The Sound – What I Hear Vs. What the Audience Hears

When I was shopping for my first cello back in summer 2017, many people advised me to test the cello in different environments as well as have a trusted cello person, listen to you play because a cello always sounds different from a players perspective vs. audience perspective.  I’ve heard other say to have people play the cello I am considering but the other person may or may not make the cello sound different / better / worse than me so that kind of worked.

But how can I hear what the cello sounds like from the front of the cello when I play?  I’ve taken audio recorders to record myself play and that worked quite well but I couldn’t directly compare how it sounded from behind the cello vs in front of the cello because there is always a delay – you know, I have stop recording, plug in headphones to the recorder and then play it back.   I wanted to take it one step further.  I wanted a direct comparison between.  This year, I purchased two identical audio recorders so I could record my daughter’s classical guitar ensemble and solo performances and I am using them to test, “Does a cello sound different from the cellist vs audience perspectives?”

In the video you will see the words “Audience” or “Cellist” appear.  “Audience” shows that the audio from the front recorder is being played, while the “Cellist” shows that recorder near my head is being played.

If you listen to it carefully, you can hear that the two perspectives have subtle, different sounds.  There is something about YouTube compression that makes it a bit more difficult to hear the differences.  On my video files watched on my computer, definitely easier to near the differences.  IMO the cellist perspective produces a dryer sound.

This was an interesting experiment, I’m not sure if there is enough difference with this setup that come to a conclusion.  I’d like to do another test in a music hall with the “Audience” recorder placed further away.

Technical details

I recorded this in my family with two story tall ceiling, with laminate floors. I am using two identical Zoom H2N’s audio recorders, recording simultaneously, with the same recording settings – 256kbps recorded in MP3 file format.  The audio gain for both audio recorders were set to 7.  I used Adobe Premiere to Sync the video and the two audio files.  I edited the video files to make the colors more interesting.  I did not alter the sound quality nor volume of the audio files.

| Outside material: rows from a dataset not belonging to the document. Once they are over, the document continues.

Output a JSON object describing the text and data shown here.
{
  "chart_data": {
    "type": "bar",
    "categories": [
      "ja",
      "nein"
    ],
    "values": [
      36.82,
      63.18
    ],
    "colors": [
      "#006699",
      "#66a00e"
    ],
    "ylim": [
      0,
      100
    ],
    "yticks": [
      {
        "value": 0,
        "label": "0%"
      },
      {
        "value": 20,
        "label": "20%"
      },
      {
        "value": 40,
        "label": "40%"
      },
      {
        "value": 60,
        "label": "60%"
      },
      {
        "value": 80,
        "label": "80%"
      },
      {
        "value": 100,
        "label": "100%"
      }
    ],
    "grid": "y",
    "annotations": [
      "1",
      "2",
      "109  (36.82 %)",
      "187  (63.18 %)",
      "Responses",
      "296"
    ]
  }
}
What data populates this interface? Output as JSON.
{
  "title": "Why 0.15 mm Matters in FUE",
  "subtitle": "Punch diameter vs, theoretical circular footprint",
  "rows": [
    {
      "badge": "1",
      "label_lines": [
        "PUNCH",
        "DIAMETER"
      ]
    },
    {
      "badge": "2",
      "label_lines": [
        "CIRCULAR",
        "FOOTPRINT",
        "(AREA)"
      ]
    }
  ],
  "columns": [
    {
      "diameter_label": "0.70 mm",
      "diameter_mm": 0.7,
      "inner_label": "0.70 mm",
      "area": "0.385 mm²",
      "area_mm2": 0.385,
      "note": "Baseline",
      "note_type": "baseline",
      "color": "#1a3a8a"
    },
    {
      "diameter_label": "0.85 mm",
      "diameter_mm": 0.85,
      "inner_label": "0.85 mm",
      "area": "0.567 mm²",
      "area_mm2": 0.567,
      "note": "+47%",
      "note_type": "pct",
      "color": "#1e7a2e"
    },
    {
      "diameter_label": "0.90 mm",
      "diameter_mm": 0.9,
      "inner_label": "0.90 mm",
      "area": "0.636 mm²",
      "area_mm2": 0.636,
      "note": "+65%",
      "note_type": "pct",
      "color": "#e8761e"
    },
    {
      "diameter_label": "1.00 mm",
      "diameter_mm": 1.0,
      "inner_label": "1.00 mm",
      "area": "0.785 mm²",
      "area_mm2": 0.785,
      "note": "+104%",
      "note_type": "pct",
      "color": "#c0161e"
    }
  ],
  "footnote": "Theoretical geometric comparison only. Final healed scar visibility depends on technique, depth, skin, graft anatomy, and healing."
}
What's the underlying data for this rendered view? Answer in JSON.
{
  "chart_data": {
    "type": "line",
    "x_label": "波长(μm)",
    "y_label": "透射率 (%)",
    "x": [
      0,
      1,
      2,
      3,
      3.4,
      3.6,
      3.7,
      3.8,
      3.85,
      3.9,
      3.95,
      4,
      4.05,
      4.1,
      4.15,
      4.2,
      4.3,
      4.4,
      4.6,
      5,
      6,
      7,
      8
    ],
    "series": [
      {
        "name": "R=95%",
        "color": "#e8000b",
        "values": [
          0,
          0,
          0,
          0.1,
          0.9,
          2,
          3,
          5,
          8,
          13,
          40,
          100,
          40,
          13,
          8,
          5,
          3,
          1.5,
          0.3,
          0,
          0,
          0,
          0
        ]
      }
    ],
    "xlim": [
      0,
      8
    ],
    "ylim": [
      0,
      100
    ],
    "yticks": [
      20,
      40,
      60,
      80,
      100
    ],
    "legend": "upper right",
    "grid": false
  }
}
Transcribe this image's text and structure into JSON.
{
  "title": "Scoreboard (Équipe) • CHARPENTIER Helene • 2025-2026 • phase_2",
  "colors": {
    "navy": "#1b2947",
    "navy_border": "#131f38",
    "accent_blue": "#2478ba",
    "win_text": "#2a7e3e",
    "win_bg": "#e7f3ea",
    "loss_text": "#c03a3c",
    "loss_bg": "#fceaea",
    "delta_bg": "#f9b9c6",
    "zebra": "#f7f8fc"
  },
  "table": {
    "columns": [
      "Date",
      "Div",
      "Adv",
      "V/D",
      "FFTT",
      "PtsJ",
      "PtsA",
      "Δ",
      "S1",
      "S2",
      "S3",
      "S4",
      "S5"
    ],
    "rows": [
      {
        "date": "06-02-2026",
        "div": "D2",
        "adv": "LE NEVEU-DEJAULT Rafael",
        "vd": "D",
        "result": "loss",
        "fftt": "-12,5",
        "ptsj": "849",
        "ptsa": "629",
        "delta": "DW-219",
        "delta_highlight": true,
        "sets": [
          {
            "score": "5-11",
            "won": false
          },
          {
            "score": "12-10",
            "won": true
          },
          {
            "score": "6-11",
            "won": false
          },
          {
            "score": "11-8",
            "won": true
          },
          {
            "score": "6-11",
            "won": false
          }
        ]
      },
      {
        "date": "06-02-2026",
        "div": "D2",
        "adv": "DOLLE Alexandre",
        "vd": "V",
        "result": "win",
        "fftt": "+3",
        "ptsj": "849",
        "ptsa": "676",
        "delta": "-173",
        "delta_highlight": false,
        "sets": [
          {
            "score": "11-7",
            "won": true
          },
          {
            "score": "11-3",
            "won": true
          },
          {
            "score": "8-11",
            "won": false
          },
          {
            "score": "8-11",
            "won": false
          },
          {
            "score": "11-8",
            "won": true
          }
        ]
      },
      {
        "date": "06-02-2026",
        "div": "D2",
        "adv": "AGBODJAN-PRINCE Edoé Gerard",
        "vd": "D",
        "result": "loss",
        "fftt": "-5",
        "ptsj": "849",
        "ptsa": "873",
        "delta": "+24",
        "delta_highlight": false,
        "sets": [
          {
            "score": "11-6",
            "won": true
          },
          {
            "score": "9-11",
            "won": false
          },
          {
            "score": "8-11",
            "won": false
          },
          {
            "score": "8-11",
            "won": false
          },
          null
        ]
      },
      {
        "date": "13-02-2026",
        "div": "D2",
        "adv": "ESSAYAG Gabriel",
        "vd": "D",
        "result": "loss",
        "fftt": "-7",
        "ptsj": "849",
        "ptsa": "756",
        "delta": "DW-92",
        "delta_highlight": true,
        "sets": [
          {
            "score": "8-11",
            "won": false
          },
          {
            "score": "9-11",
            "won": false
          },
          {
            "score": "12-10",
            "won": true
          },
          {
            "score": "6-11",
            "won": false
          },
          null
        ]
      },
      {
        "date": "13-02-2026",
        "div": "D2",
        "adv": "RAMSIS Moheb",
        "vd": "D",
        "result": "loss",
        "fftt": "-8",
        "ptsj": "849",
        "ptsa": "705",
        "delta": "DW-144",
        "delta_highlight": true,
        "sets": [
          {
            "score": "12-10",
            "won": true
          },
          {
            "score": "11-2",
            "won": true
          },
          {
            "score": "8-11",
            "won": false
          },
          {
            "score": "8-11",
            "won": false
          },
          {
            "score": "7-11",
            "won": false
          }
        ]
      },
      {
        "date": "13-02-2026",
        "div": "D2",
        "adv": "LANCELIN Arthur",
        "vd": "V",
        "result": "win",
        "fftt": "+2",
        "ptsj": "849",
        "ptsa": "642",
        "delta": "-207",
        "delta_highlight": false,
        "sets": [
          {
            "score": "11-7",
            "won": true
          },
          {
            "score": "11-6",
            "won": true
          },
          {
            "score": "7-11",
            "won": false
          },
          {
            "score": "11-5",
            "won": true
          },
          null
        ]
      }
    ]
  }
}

This is the Adobe Premiere Pro timeline that shows how the Video and Audio files were put together.


The H2n recording the cellist perspective was mounted on a tripod as close to my left ear as I could place it (actually it was so close, it actually impeded my left arm motion, just a little). IMG_2587.jpg

The second recorder I mounted on another tripod about 4 ft high and 8 feet away.  Sorry I forgot to take photo of this part.

3 thoughts on “The Sound – What I Hear Vs. What the Audience Hears

  1. The cellist sound is definitely affected by the person being so close to the cello. It’s as if the cello is surrounded by the person playing it and that is an absolutely important part of hearing the music. I think often of playing while surrounding the instrument that is speaking, it’s definitely an emotional connection so the sound definitely is affected for me, the cellist.

    The audience sound seems to come off the face of the cello. There’s a ricochet quality that is more brittle but very appealing. This reminds of the biology of animals and acoustical body structures. The cello naturally is using it’s face to send, reflect sound.


  2. Interesting. Yes, definitely a dryer sound here form the cellist’s perspective. My previous cello was the opposite. On more than one occasion a fine player who was not impressed with the instrument sat down to try it themselves, and was pleasantly surprised. My luthier once explained to me why this was so, but sadly, I’ve forgotten his explanation.